Yannie unfolds the note, too distracted to read it properly. She picks out nouns, conjunctions, random words. Oxford. Qualified. Acceptance. What does it mean? The dots are all there, but she refuses to join them. It simply isn’t possible.
‘Yannie, Yannie.’ Her mother places a caressing hand on her shoulder. ‘Your brother is going to do a postgraduate degree. He has been accepted into Oxford. In England! The best university in the world!’
‘I don’t understand.’ Ridiculously, she feels her vocal cords vibrate to enunciate the words. She can barely keep her face from trembling. ‘What – what is this for? What is he going to study? What about Por Por’s appointments? What about the house?’ She hears her voice rising, she’s embarrassed: hysterical, they’ll say, but she’s unable to stop. ‘How are we going to pay for all of this?’
‘Oh, really!’ Her mother waves a hand. ‘Don’t be like that, Yannie! Don’t be so stingy. We’ll find a way – something will come up. The shop’s been doing better lately, anyhow.’
‘You can’t be serious. The shop is doing better because I work there all the time, and you don’t have to pay me. What the hell –’ she’s never sworn at her parents before – ‘what about my university fees? I haven’t even got one degree, and you’re paying for him to do
another!’
‘But Yannie, this is Oxford. Haven’t you heard of it? The Pakistani man, Mr Bhutto, went there!’
‘Of course I’ve heard of it. But that’s not the point. What about Por Por’s appointments? What about the house?’ Her own voice coming from elsewhere; she is like a stranger, shouting and strident. She’s embarrassed, and ashamed of herself, and unable to stop. ‘What are we going to do? Is there even a plan? How are we going to pay for all of this?’
‘Oh –’ her mother sweeps a vague finger through the air, as though warding off a dirty particle – ‘Yannie, you are so negative! We can find a way to manage. Anyway, your father and I are very grateful for your help. You’re a wonderful daughter.’ It sounds so sincere that Yannie looks at her sideways, suspicious. ‘In fact, we’ve been able to use the business as collateral for another loan.’
‘What?’
‘Yes, your father managed to negotiate it.’
‘You mean my father knows about this?’ She feels like she’s been slapped in the face by her own stupidity. Of course he knows – how could her mother go ahead with a plan like this all on her own?
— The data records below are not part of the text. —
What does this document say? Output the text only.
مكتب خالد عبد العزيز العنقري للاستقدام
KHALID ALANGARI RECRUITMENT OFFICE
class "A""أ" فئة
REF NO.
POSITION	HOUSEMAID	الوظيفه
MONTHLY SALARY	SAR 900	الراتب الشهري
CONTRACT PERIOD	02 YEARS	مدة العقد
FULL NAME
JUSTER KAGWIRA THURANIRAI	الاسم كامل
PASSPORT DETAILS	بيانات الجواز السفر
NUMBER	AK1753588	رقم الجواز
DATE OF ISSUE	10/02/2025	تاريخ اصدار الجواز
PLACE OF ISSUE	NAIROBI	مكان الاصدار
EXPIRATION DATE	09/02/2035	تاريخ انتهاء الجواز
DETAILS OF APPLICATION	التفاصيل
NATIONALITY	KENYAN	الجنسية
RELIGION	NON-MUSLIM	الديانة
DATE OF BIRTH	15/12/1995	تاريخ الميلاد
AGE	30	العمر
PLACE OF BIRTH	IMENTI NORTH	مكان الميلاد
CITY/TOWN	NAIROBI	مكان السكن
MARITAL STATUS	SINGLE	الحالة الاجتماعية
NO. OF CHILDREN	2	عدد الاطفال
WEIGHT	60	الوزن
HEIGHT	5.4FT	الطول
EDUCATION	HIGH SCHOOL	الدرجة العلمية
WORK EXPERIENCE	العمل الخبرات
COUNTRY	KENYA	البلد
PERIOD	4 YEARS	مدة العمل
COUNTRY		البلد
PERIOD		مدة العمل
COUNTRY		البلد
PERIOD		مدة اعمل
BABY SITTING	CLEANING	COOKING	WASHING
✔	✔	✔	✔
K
She grabs her mother by the shoulder, as if to shake out the truth. ‘Where is my father?’
She runs outside, cramming her toes into her mother’s flipflops, slamming the door behind her. The strap is too tight between her big toe and the second one, digging in to her flesh. She doesn’t care. She runs down the street, the thick humidity clotting in her mouth beneath the violent sun. Runs past the library, past the field where she and Shuying clung to each other’s bodies …
She finds her father at the coffee shop, the cheapest one, drinking a mug of black coffee and eating a piece of eggy kaya toast. He’s engaged in an animated discussion with the coffee shop owner. Both of them are shaking their heads and laughing in a way that connotes rueful agreement. She stares at him from the street. If minds could bend spoons, his coffee stirrer would be looping the loop by now. Surely he will sense her watching, and look up – but no, it’s all coffee and toast to him. A perfectly ordinary day, as if he hadn’t just thrown away his daughter’s life. She turns away, too enraged to speak.